Semester and Year FA 2019
Course Number IDSEM-UG1211
Section 001
Instructor Lee Robbins
Days TR
Time 2:00 PM - 3:15 PM
Units 4
Level U
Requirement   HUM



This course introduces basic concepts of Buddhist psychology and compares Buddhist insights into the nature of the mind with the modern depth psychologies of Freud, Jung and Winnicott. Buddhist psychology was born out of Buddha’s awakening to bridge the social divide between the privileged and working classes transforming the political milieu of 5th century BCE Northern India. It offers the possibility of easing similar class tension in our time.
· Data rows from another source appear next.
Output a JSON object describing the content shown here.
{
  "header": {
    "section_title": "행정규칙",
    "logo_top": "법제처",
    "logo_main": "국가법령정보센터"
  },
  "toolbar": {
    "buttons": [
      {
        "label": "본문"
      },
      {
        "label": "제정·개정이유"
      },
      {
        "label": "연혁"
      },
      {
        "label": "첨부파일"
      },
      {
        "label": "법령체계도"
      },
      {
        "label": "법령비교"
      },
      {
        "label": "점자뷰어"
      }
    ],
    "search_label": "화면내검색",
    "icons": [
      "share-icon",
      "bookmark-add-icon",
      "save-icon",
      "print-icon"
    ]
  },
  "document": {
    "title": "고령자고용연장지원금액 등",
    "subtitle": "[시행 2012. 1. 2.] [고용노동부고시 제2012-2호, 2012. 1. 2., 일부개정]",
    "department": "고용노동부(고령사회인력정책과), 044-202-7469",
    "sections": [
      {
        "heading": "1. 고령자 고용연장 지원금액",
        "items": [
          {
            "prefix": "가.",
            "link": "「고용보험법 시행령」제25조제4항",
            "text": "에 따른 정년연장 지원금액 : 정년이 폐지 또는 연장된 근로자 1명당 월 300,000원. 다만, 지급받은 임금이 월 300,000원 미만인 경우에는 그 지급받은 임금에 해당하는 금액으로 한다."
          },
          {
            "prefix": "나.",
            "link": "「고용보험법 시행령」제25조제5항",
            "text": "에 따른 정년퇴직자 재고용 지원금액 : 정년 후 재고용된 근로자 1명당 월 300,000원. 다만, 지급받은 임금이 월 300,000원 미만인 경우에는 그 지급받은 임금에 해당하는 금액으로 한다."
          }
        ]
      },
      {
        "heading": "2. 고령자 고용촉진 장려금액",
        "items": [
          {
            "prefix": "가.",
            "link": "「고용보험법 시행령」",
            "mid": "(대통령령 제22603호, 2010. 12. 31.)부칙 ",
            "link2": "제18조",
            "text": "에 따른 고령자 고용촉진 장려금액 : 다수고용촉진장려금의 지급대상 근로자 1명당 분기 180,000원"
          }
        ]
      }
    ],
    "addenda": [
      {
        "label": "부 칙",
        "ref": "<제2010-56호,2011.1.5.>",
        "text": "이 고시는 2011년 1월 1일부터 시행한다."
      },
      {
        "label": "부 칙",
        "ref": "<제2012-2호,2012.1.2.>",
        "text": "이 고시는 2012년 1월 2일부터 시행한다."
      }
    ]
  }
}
Special attention will be given to theories of the self in Buddhist and Western texts, for it is the idea of the "false self" or a belief in an unchanging ego that has emerged as a key common ground between Buddhist and Western forms of psychology. While Western psychology attributes the false self to the deficiencies of upbringing, Buddhist psychology takes the changing self as its starting point to claim that traditional models of therapeutic intervention fail to free people from narcissistic craving. Our goal is to bring this insight, and classical Buddhist strategies for healing the mind and society into conversation with the models and strategies of Western psychology. Texts may include: Olendski, The Radical Experiential Psychology of Buddhism; Gay, The Freud Reader; Jung, Psychology and the East; Gethin, The Foundations of Buddhism; Bhikku Bodi, In The Words of the Buddha (translation of suttas from the Pali Cannon); Thanissaro Bhikkhu, The Mind Like Fire Unbound; David Loy, Lack and Transcendence.